Les années 1930 annoncent une nouvelle mode ; celle des immeubles à appartements qui font leur apparition à Bruxelles. "Cela a provoqué des grands changements stylistiques. La construction de grands immeubles de 11 étages, très réussis d'ailleurs, a modifié le ciel de l'avenue Louise. Et des maisons avec jardins se sont retrouvées encastrées entre les grands murs d'immeubles à appartements", retrace l'auteure de l'ouvrage qui lui est consacré.

C'est véritablement au lendemain de la Seconde Guerre mondiale que l'artère bruxelloise va connaître ses plus grosses transformations. Ce qui est encore une avenue verte, bordée d'arbres et habitée par la bourgeoisie se transforme en une voie de circulation à grande vitesse. Les années 1950 sont celles de la croissance, de la modernité. La Belgique et Bruxelles veulent rayonner à travers le monde. L'exposition universelle de 1958, la première après la Seconde Guerre Mondiale, sonne comme une révolution. "La ville a été totalement transformée. Il faut se remettre dans le contexte de l'époque. Les villes deviennent des villes de services, avec des aéroports, des commerces, des bureaux. On n'y parle plus d'avenue mais d'axe de circulation. L'automobile y est reine. C'est un véritable changement de paradigme pour l'avenue Louise", acquiesce Caroline Mierop. L'État et la Ville de Bruxelles transforment les infrastructures, creusent les tunnels, coupent des rangées d'arbres. Les routes sont élargies. Les nouveaux immeubles de bureaux remplacent les maisons. Les travailleurs prennent la place des habitants. Les premières tours sortent de terre à la fin des années 1960, début 1970. La transformation n'est pourtant pas totale et des immeubles de logements sont encore construits dans les années 1950 près du Jardin du Roi.

Les années 1990 sont celles de la stabilisation. Pas de grands changements mais de plus en plus de bâtiments classés, protégés. Et depuis une vingtaine d'années, un retour progressif à la mixité. Avec de belles perspectives d'avenir. "On a replanté des arbres, le tram (le premier de Bruxelles NdlR) est toujours là, la vitesse des voitures est limitée, les carrefours sont requalifiés, les cyclistes sont de plus en plus nombreux… Il y a vraiment un beau potentiel d'embellissement et de mixité, et nous sommes proches de refaire de l'avenue Louise une vraie promenade urbaine", conclut Caroline Mierop.

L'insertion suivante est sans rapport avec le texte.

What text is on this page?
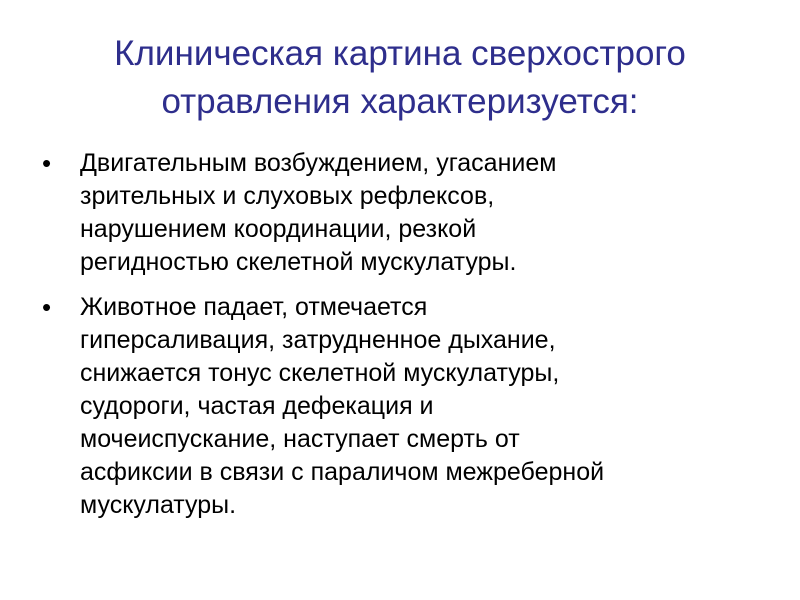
Клиническая картина сверхострого
отравления характеризуется:
• Двигательным возбуждением, угасанием
зрительных и слуховых рефлексов,
нарушением координации, резкой
регидностью скелетной мускулатуры.
• Животное падает, отмечается
гиперсаливация, затрудненное дыхание,
снижается тонус скелетной мускулатуры,
судороги, частая дефекация и
мочеиспускание, наступает смерть от
асфиксии в связи с параличом межреберной
мускулатуры.
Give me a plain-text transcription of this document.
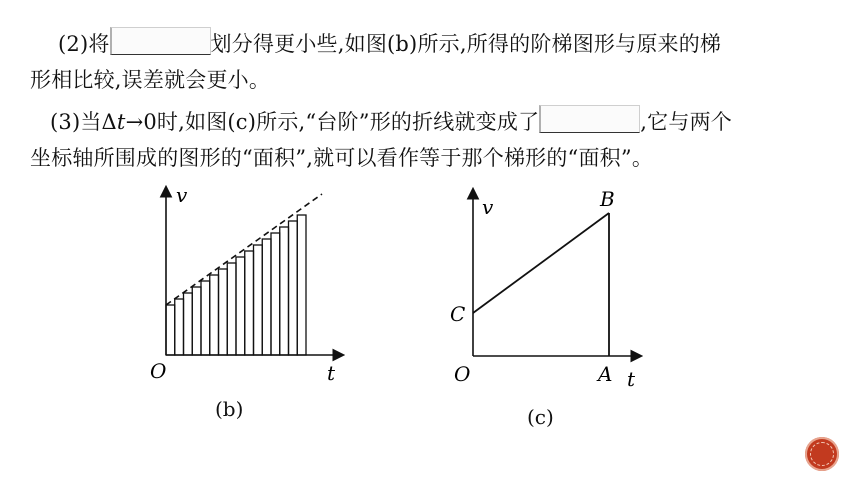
(2)将	划分得更小些,如图(b)所示,所得的阶梯图形与原来的梯
形相比较,误差就会更小。
(3)当Δt→0时,如图(c)所示,“台阶”形的折线就变成了	,它与两个
坐标轴所围成的图形的“面积”,就可以看作等于那个梯形的“面积”。
v
t
O
(b)
v
t
O	A
B
C
(c)
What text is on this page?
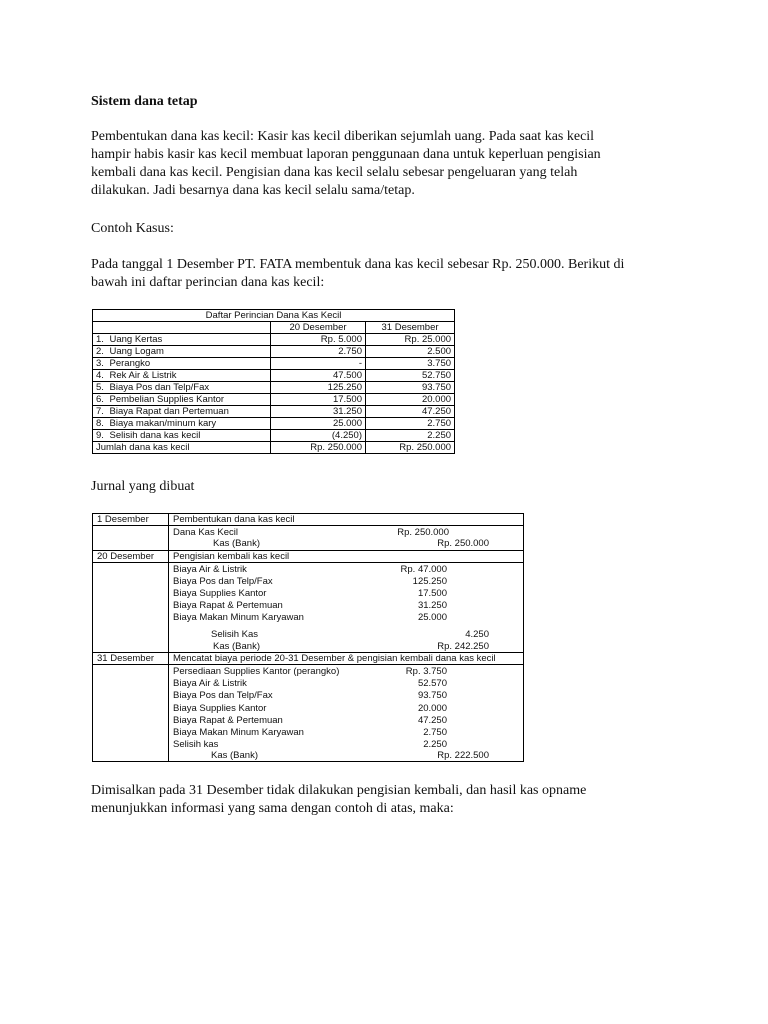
Sistem dana tetap
Pembentukan dana kas kecil: Kasir kas kecil diberikan sejumlah uang. Pada saat kas kecil
hampir habis kasir kas kecil membuat laporan penggunaan dana untuk keperluan pengisian
kembali dana kas kecil. Pengisian dana kas kecil selalu sebesar pengeluaran yang telah
dilakukan. Jadi besarnya dana kas kecil selalu sama/tetap.
Contoh Kasus:
Pada tanggal 1 Desember PT. FATA membentuk dana kas kecil sebesar Rp. 250.000. Berikut di
bawah ini daftar perincian dana kas kecil:
Daftar Perincian Dana Kas Kecil			
		20 Desember	31 Desember
1.	Uang Kertas	Rp. 5.000	Rp. 25.000
2.	Uang Logam	2.750	2.500
3.	Perangko	-	3.750
4.	Rek Air & Listrik	47.500	52.750
5.	Biaya Pos dan Telp/Fax	125.250	93.750
6.	Pembelian Supplies Kantor	17.500	20.000
7.	Biaya Rapat dan Pertemuan	31.250	47.250
8.	Biaya makan/minum kary	25.000	2.750
9.	Selisih dana kas kecil	(4.250)	2.250
Jumlah dana kas kecil		Rp. 250.000	Rp. 250.000
Jurnal yang dibuat
1 Desember	Pembentukan dana kas kecil
Dana Kas Kecil	Rp. 250.000
Kas (Bank)	Rp. 250.000
20 Desember Pengisian kembali kas kecil
Biaya Air & Listrik	Rp. 47.000
Biaya Pos dan Telp/Fax	125.250
Biaya Supplies Kantor	17.500
Biaya Rapat & Pertemuan	31.250
Biaya Makan Minum Karyawan	25.000
Selisih Kas	4.250
Kas (Bank)	Rp. 242.250
31 Desember Mencatat biaya periode 20-31 Desember & pengisian kembali dana kas kecil
Persediaan Supplies Kantor (perangko)	Rp. 3.750
Biaya Air & Listrik	52.570
Biaya Pos dan Telp/Fax	93.750
Biaya Supplies Kantor	20.000
Biaya Rapat & Pertemuan	47.250
Biaya Makan Minum Karyawan	2.750
Selisih kas	2.250
Kas (Bank)	Rp. 222.500
Dimisalkan pada 31 Desember tidak dilakukan pengisian kembali, dan hasil kas opname
menunjukkan informasi yang sama dengan contoh di atas, maka:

Les Galeries Louise, ville dans la ville
Construites dans les années 1950, les Galeries Louise sont une sorte de ville dans la ville, avec des logements, commerces, des bureaux et trois salles de spectacles, le tout sur 11 niveaux. "Les Galeries ont quelque chose de très moderne pour l'époque. Des complexes mixtes comme cela sont alors très rares. Le luxe des décors et des matériaux utilisés est à la hauteur de l'ambition du projet original. Les Galeries sont indissociables de l'histoire de l'avenue Louise", insiste l'architecte et auteur d'un ouvrage dédié à Caroline Mierop. La rénovation des Galeries Louise a été confiée au bureau d'architectes bruxellois Ma2 et les travaux prévus pour leur rendre leur lustre d'antan devraient s'achever en 2020.